Parallel Trends: How to Trust Difference-in-Differences Analysis in Policy Evaluation
"Uncover the pitfalls of relying on parallel trends assumptions with covariates in policy analysis and explore robust alternative strategies to ensure accurate results."
In the world of policy evaluation, the difference-in-differences (DiD) method stands out as a popular tool. It's used to measure the impact of a specific intervention or treatment by comparing changes in outcomes between a treated group and a control group over time. But what happens when we need to account for other factors that might influence these outcomes? This is where covariates come in. Covariates are additional variables that researchers include to ensure a more accurate and reliable analysis.
Imagine you're evaluating a new education policy aimed at improving student test scores. Simply comparing the change in scores before and after the policy in schools that adopted it versus those that didn't might not tell the whole story. Factors like the socioeconomic status of students, prior educational resources, or even regional differences could also play a significant role. To address this, researchers often include covariates in their DiD analysis to isolate the true effect of the policy.
However, including covariates isn't always straightforward. The underlying assumption in DiD analysis is that, without the intervention, the treated and control groups would have followed parallel trends. But what if these trends are only parallel after accounting for the covariates?

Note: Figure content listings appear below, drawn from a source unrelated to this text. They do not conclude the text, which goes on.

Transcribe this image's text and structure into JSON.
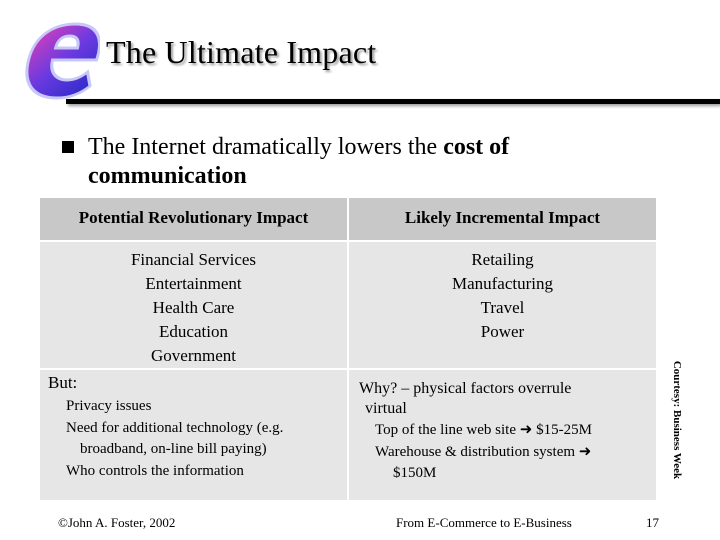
{
  "slide": {
    "title": "The Ultimate Impact",
    "logo_letter": "e",
    "intro_plain": "The Internet dramatically lowers the ",
    "intro_bold": "cost of communication"
  },
  "table": {
    "col1_header": "Potential Revolutionary Impact",
    "col2_header": "Likely Incremental Impact",
    "col1_items": [
      "Financial Services",
      "Entertainment",
      "Health Care",
      "Education",
      "Government"
    ],
    "col2_items": [
      "Retailing",
      "Manufacturing",
      "Travel",
      "Power"
    ],
    "but_label": "But:",
    "but_items": [
      "Privacy issues",
      "Need for additional technology (e.g.",
      "broadband, on-line bill paying)",
      "Who controls the information"
    ],
    "why_label": "Why? – physical factors overrule",
    "why_line2": "virtual",
    "why_item1": "Top of the line web site ",
    "why_item1_value": " $15-25M",
    "why_item2": "Warehouse & distribution system ",
    "why_item2_value": "$150M"
  },
  "courtesy": "Courtesy: Business Week",
  "footer": {
    "author": "©John A. Foster,  2002",
    "source": "From E-Commerce to E-Business",
    "page_number": "17"
  },
  "colors": {
    "cell_light": "#e6e6e6",
    "cell_dark": "#c8c8c8",
    "logo_blue": "#3a3ad8",
    "logo_purple": "#d02aa8"
  }
}
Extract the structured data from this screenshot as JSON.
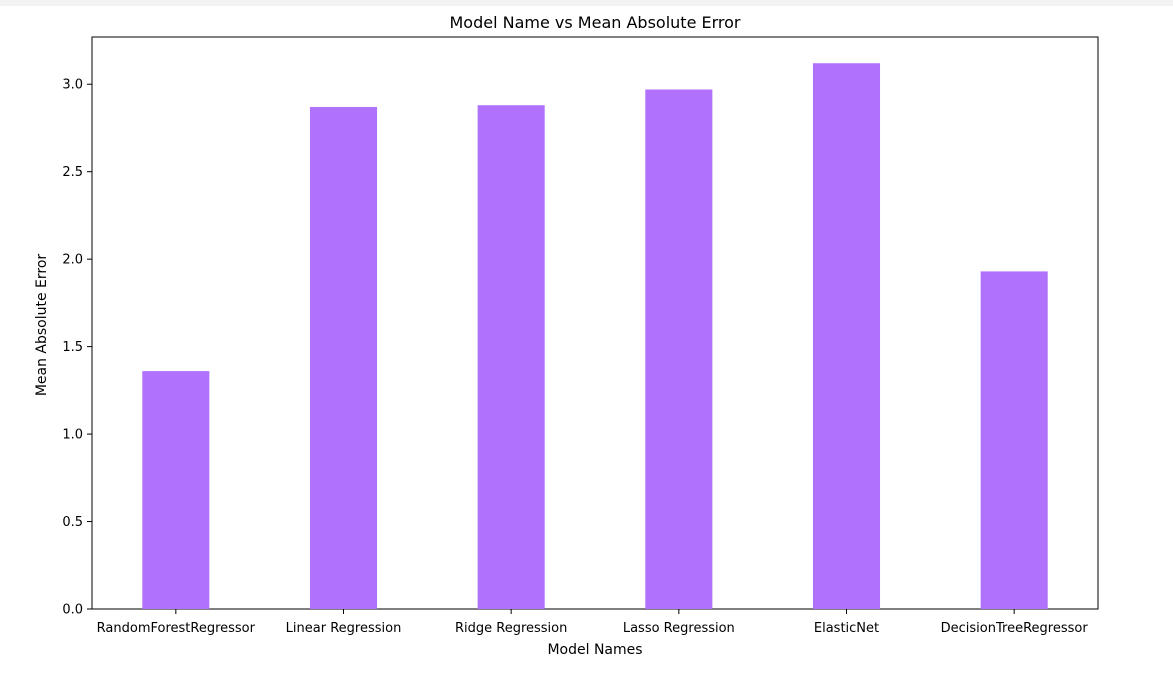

In a recent research paper, economists Carolina Caetano and Brantly Callaway shed light on the challenges and potential pitfalls of DiD analysis when parallel trends are conditional on covariates, offering alternative strategies for more trustworthy policy evaluations.
The Hidden Weaknesses of TWFE Regressions

One of the most common ways to implement DiD with covariates is through two-way fixed effects (TWFE) regressions. TWFE is a statistical technique that allows researchers to control for time-invariant differences between groups (fixed effects) and time-specific shocks that affect all groups equally. It's widely used because it's relatively easy to implement and interpret.
- Linearity Assumptions: TWFE regressions assume a linear relationship between the covariates and the outcome variable. If this assumption is violated, the results can be biased.
- Time-Varying Covariates: When covariates change over time, TWFE regressions may not fully capture their impact. The transformation used to eliminate fixed effects can also eliminate important information about the level of the covariates.
- Time-Invariant Covariates: TWFE regressions typically absorb time-invariant covariates into the fixed effects, meaning their influence isn't directly estimated. This can be problematic if these time-invariant factors are important confounders.
Alternative Estimation Strategies
Given these challenges, Caetano and Callaway propose alternative estimation strategies that can circumvent the limitations of TWFE regressions. These strategies build on recent developments in the DiD literature, particularly augmented inverse propensity score weighting (AIPW) estimators. AIPW estimators combine outcome regression models with propensity score models, offering a more robust approach to causal inference. These models do not suffer from the hidden linearity bias.